LE VRS est la principale cause d'infections respiratoires sévères et d'hospitalisation chez les nourrissons. Très contagieux, il est transmis par les gouttelettes respiratoires et diffuse lors des épidémies annuelles de décembre à mars dans les pays tempérés. Environ 50 % des enfants contractent le virus avant l’âge de 1 an et 100 % des enfants avant 3 ans.

Il n’existe toujours pas de vaccin commercialisé contre le VRS. En effet les essais menés à la fin des années 1960 pour évaluer un vaccin contenant le VRS inactivé se sont soldés par un échec total et l'absence d'explication a entravé le développement d'un vaccin depuis 4 décennies.

Ce vaccin inactivé par le formol (FIRSV) était immunogénique, mais il suscitait une réponse anticorps qui n'était pas protectrice et aggravait même la maladie : lorsque les enfants vaccinés dans le jeune âge, et préalablement séronégatifs pour le VRS, rencontraient ultérieurement le virus, ils développaient une maladie pulmonaire plus sévère, qui fut fatale dans 2 cas.

L'équipe du Dr Fernando Polack, de l'université Johns Hopkins à Baltimore, est parvenue à comprendre les raisons de cet échec.
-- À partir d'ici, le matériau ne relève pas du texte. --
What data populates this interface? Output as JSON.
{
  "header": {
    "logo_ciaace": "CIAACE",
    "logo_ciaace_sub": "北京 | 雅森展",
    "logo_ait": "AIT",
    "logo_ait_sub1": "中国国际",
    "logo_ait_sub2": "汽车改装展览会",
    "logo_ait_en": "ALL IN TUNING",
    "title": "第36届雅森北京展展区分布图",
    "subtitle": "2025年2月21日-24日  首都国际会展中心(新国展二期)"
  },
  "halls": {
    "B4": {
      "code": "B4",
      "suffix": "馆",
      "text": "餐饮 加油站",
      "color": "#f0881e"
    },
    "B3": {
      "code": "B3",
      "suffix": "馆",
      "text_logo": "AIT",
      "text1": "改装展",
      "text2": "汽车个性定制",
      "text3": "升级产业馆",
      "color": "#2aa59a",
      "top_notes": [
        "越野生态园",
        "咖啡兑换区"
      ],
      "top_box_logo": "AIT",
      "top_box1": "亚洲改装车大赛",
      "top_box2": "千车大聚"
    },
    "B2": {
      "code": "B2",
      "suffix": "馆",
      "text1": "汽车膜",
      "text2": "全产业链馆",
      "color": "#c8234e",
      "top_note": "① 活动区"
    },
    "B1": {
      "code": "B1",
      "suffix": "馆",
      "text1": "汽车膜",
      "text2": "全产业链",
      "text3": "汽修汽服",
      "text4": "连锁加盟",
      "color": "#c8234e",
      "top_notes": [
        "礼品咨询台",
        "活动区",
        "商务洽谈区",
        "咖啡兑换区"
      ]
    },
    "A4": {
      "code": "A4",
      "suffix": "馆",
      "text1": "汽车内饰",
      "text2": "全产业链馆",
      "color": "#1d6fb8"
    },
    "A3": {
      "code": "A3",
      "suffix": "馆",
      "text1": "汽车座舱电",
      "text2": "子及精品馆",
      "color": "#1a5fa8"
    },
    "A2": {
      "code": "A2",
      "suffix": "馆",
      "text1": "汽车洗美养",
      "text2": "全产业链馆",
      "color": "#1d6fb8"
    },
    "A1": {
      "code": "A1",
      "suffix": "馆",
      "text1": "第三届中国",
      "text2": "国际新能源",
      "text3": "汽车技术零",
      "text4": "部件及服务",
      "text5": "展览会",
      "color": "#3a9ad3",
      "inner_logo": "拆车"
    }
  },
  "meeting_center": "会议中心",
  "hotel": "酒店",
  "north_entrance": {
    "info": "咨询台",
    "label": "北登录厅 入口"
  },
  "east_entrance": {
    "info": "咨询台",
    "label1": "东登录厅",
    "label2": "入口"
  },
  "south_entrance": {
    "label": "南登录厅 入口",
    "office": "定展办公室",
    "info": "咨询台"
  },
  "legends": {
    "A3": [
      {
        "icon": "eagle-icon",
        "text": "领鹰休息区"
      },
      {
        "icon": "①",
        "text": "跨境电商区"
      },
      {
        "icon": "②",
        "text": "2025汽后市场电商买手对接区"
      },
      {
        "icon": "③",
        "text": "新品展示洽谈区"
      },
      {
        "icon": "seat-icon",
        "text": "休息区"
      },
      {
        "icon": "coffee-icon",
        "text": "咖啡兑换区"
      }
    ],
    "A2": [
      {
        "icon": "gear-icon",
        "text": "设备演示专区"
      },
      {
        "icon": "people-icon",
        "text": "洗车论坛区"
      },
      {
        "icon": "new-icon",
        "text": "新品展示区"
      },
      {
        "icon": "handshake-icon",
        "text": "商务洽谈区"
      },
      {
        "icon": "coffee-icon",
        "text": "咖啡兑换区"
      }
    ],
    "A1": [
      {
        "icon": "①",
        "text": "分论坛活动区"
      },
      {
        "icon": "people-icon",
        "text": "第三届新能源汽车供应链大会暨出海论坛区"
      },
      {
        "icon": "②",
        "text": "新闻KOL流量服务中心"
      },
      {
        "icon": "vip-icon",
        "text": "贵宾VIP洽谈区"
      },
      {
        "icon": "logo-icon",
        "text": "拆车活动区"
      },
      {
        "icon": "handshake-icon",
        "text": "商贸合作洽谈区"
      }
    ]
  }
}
Faible avidité des anticorps.

Chez la souris, les chercheurs montrent que l'absence de protection n'était pas due aux altérations d'antigènes causées par le formol, mais plutôt à une faible avidité (ou affinité fonctionnelle) des anticorps pour les épitopes protecteurs. En effet, le vaccin inactivé par le formol ne stimule que faiblement les récepteurs Toll-like (TCR) sur les cellules B, ce qui conduit à l'absence de maturation d'affinité des anticorps. De ce fait, les anticorps ne sont pas protecteurs et sont incapables de neutraliser le VRS, qui peut se multiplier à souhait dans les muqueuses respiratoires et stimuler secondairement les cellules Th2 primées par le vaccin. De plus, les anticorps de faible avidité contribuent à aggraver la maladie en formant des complexes immuns qui se déposent dans les tissus respiratoires affectés.

En incluant des agonistes TLR dans ce vaccin, les chercheurs ont réussi à protéger les souris contre le VRS. « Nous montrons que la maturation de l'affinité des anticorps (c'est-à-dire la force de liaison entre l'anticorps et l'antigène) est cruciale pour la protection contre le VRS », explique au « Quotidien » le Dr Polack.

Les récepteurs Toll.

« Cette maturation d'affinité dépend de l'activation par les vaccins d'un groupe de récepteurs de l'immunité innée, connus sous le nom de Toll ».

« Par conséquent, en 1967, le vaccin anti-VRS inactivé par le formol a entraîné une maladie sérieuse et l'absence de protection des enfants parce que ce vaccin n'a pas stimulé les récepteurs Toll et, donc, les anticorps n'ont pas subi de maturation. Lorsque les enfants vaccinés mais dépourvus d'anticorps protecteurs ont rencontré ultérieurement l'infection VRS dans la communauté, leur système immunitaire qui présentait une mémoire du VRS (conférée par le vaccin) a réagi de manière excessive, ce qui a abouti à un taux d'hospitalisation de 80 %, ainsi que deux décès ».

« La principale implication est que pour développer des vaccins inoffensifs contre le VRS, l'agent de la bronchiolite, il faudra stimuler une maturation d'affinité des anticorps comme celle qui est suscitée par une infection avec un virus vivant. En d'autres termes, les vaccins non répliquant (virus tué) contre le VRS sont dangereux pour les nourrissons. »

« Cette étude répond également à une question non résolue depuis quarante ans, celle de savoir pourquoi aucun individu n'a développé à deux reprises une maladie exacerbée contre le VRS. Cette possibilité inquiétait sérieusement les scientifiques qui ont créé le vaccin en 1966. Il apparaît que lorsque le système immunitaire a subi une maturation d'affinité, ce qui est survenu lorsque les individus vaccinés ont été exposés pour la première fois dans la communauté au VRS vivant, le problème est alors corrigé, même si les individus ont développé une maladie sévère à l'occasion de cette primo-infection. »

« Nature Medicine », 14 décembre 2008, Delgado et coll., DOI : 10.1038/nm.1894.